Explicit physics-informed neural networks for non-linear upscaling closure: the case of transport in tissues

TL;DR

This paper combines formal upscaling and machine learning to explicitly model nonlinear transport in tissues, demonstrating high-fidelity predictions across different tissue types with a neural network-based effectiveness factor.

Contribution

It introduces an explicit physics-informed neural network approach for nonlinear upscaling closure, linking traditional averaging with machine learning for tissue transport modeling.

Findings

Neural network accurately predicts effectiveness factor across tissue types.

The approach generalizes well despite differences in tissue geometry.

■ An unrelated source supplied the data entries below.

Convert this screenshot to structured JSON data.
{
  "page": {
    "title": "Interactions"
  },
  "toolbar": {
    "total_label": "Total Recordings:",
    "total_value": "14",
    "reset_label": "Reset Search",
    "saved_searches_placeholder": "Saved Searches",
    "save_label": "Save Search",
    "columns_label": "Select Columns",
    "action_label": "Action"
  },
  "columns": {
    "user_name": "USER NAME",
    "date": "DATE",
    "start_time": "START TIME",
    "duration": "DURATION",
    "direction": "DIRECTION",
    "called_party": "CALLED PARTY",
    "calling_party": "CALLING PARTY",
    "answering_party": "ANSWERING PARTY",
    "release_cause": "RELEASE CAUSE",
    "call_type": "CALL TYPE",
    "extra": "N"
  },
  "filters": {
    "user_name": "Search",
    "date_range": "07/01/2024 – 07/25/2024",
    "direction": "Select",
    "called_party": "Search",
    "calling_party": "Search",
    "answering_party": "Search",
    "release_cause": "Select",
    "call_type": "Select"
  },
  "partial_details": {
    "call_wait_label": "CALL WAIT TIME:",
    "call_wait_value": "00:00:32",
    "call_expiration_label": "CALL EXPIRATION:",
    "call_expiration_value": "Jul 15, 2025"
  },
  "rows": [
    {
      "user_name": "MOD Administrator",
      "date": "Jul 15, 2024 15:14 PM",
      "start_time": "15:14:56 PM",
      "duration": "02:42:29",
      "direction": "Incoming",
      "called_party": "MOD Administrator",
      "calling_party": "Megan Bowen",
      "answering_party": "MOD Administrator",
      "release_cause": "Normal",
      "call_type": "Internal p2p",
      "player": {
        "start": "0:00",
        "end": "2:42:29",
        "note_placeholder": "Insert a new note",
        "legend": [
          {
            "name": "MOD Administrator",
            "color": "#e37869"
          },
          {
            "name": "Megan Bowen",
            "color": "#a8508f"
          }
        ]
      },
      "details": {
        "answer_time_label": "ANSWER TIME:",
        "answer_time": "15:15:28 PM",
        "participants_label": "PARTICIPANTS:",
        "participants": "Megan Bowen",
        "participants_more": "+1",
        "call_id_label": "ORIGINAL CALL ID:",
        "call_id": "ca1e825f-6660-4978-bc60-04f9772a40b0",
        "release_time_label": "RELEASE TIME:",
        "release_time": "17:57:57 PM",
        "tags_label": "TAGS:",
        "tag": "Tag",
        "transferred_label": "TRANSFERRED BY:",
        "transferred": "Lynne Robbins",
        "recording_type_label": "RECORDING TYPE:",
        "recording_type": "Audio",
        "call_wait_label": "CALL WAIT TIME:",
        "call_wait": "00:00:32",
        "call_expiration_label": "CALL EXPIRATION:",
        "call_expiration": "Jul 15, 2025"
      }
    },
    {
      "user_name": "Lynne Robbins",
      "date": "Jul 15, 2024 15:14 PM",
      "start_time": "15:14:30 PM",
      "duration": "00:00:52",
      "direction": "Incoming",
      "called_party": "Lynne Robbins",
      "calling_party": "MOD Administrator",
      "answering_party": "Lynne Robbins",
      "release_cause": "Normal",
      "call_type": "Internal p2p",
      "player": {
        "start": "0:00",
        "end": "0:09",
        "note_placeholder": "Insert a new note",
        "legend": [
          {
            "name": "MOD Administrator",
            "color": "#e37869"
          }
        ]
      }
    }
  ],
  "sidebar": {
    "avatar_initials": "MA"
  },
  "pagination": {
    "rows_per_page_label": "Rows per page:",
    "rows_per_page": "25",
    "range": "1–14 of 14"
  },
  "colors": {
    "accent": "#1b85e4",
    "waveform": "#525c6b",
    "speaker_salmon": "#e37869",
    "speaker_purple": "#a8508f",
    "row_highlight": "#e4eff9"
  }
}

Upscaled PDE incorporates neural network-based effectiveness factor.

Abstract

In this work, we use a combination of formal upscaling and data-driven machine learning for explicitly closing a nonlinear transport and reaction process in a multiscale tissue. The classical effectiveness factor model is used to formulate the macroscale reaction kinetics. We train a multilayer perceptron network using training data generated by direct numerical simulations over microscale examples. Once trained, the network is used for numerically solving the upscaled (coarse-grained) differential equation describing mass transport and reaction in two example tissues. The network is described as being explicit in the sense that the network is trained using macroscale concentrations and gradients of concentration as components of the feature space. Network training and solutions to the macroscale transport equations were computed for two different tissues. The two tissue types (brain and liver) exhibit markedly different geometrical complexity and spatial scale (cell size and sample size). The upscaled solutions for the average concentration are compared with numerical solutions derived from the microscale concentration fields by a posteriori averaging. There are two outcomes of this work of particular note: 1) we find that the trained network exhibits good generalizability, and it is able to predict the effectiveness factor with high fidelity for realistically-structured tissues despite the significantly different scale and geometry of the two example tissue types; and 2) the approach results in an upscaled PDE with an effectiveness factor that is predicted (implicitly) via the trained neural network. This latter result emphasizes our purposeful connection between conventional averaging methods with the use of machine learning for closure; this contrasts with some machine learning methods for upscaling where the exact form of the macroscale equation remains unknown.